The black cat, who snapped his achilles tendon in a non-football related incident involving a roof and a couple of starlings, has now done his eight weeks solitary confinement in a cage and, the vet tells us, is allowed out into the living room.

So, two months on and another two hundred quid on my credit card (to remove the metal pin from his heel), the cat edges out of the cage in disbelief.

Don’t let him do any jumping, the vet has warned, and don’t let him go outside for another month. I nod.

But the cat doesn’t seem to have been listening to his doctor’s advice.

He’s only limped half way across the room when a fly hovers a bit too close to him and whoosh, he’s up on his hind legs swiping it, tottering dangerously to one side and just managing to regain his balance before he manages to undo the vet’s orthopaedic handiwork in a moment.

Then he bounds up onto the sofa,ignoring the short flight of gentle steps we’ve built out of a couple of dictionaries and the Reader’s Digest Gardening Year book.

The tabby cat, with whom he normally has a fond and conspiratorial relationship, stretches up to sniff him and then begins to hiss. The fly returns to this end of the room.

The black cat clambers up onto the arm of the sofa and then attempts to scale the back cushions, using eight weeks’ growth of virgin claw to secure his position on the way up, and taking chunks of leather out as he goes.

I make a lunge for him but he lunges first, taking out the fly in one swipe and losing his balance as he does so.

I promise you, if I could reproduce the speed and accuracy of my catching of the cat, I’d be the ace up Fabio Capello’s sleeve when he makes his case to the FA in a couple of weeks.

The room is stuffy and hot and the tabby cat goes to the back door to be let out. I stand at the door and open it slightly, my eyes on the black cat.

He looks at me and then the door, and you can almost see the measuring tape in his mind’s eye. Don’t tell me cats aren’t intelligent.

This one can work out rates of speed and acceleration without a pencil. It’s just the gravity of gravity when you’re on a roof and don’t keep at least two paws on the tiles at all times that he’s struggled with.

This, I tell the family, is going to be a long haul. At least when he was in the cage, he was contained. Fed up, bored, irritable, yes, but then, what the heck, welcome to my world.

But now, you’re going to have to remember to shut all the doors, keep the windows closed, and try to keep him at ground level for a whole month, I explain. I wander out into the utility room as I’m telling them this, and the cat is between my legs in a flash, heading for the cat flap, which I haven’t thought to close.

Another lunge and I’ve got him. Just. My husband puts the lock on the cat flap down.

The family exchange glances but say nothing. I put a pan of water on the stove and light the gas. Within minutes the temperature in the room soars.

Outside it’s near 30 degrees centigrade. I wipe my brow and start chopping onions.

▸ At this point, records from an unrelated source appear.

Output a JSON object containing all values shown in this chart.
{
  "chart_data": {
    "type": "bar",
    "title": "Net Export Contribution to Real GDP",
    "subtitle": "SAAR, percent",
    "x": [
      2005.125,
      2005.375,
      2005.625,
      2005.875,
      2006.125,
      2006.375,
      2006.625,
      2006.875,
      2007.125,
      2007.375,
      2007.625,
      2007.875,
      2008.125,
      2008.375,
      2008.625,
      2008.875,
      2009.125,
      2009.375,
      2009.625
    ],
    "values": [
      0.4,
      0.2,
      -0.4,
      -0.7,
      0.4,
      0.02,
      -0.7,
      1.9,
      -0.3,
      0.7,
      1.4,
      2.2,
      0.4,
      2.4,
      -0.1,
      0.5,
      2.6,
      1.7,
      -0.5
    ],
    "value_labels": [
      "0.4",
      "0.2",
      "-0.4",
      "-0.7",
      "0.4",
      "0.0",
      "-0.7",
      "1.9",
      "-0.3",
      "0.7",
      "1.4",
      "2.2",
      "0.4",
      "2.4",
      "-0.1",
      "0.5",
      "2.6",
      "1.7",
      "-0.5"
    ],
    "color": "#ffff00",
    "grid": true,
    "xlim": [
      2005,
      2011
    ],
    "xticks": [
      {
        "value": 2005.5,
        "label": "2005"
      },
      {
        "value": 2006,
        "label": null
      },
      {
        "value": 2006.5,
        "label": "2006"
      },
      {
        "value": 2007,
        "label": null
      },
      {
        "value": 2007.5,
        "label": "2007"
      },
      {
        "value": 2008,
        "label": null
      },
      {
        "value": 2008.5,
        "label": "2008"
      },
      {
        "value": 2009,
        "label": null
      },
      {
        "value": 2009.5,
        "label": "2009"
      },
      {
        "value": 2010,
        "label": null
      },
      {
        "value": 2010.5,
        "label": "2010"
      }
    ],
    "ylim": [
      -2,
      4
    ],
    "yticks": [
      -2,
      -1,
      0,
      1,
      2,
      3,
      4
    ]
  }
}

My husband puts the radio on for the news, but the signal is terrible and Charlotte Green wanders aimlessly in and out of the room accompanied by painful crackles and pops. The water starts boiling over. I’m frantically searching for some garlic. My husband sits down with the crossword and the phone rings in the hall. Please get that, I call to my son.

The tabby cat is outside the glass door, crying to be let in.

The black cat is on the mat this side of the door, maiowing. I move the pan off the heat, wipe the onion off my fingers and go and open the door. One in, one out, I say, out of habit. I close the door again.

I’m just remarking to myself that the black cat is limping a bit as he makes his way hurriedly down the garden when I realise what I’ve done.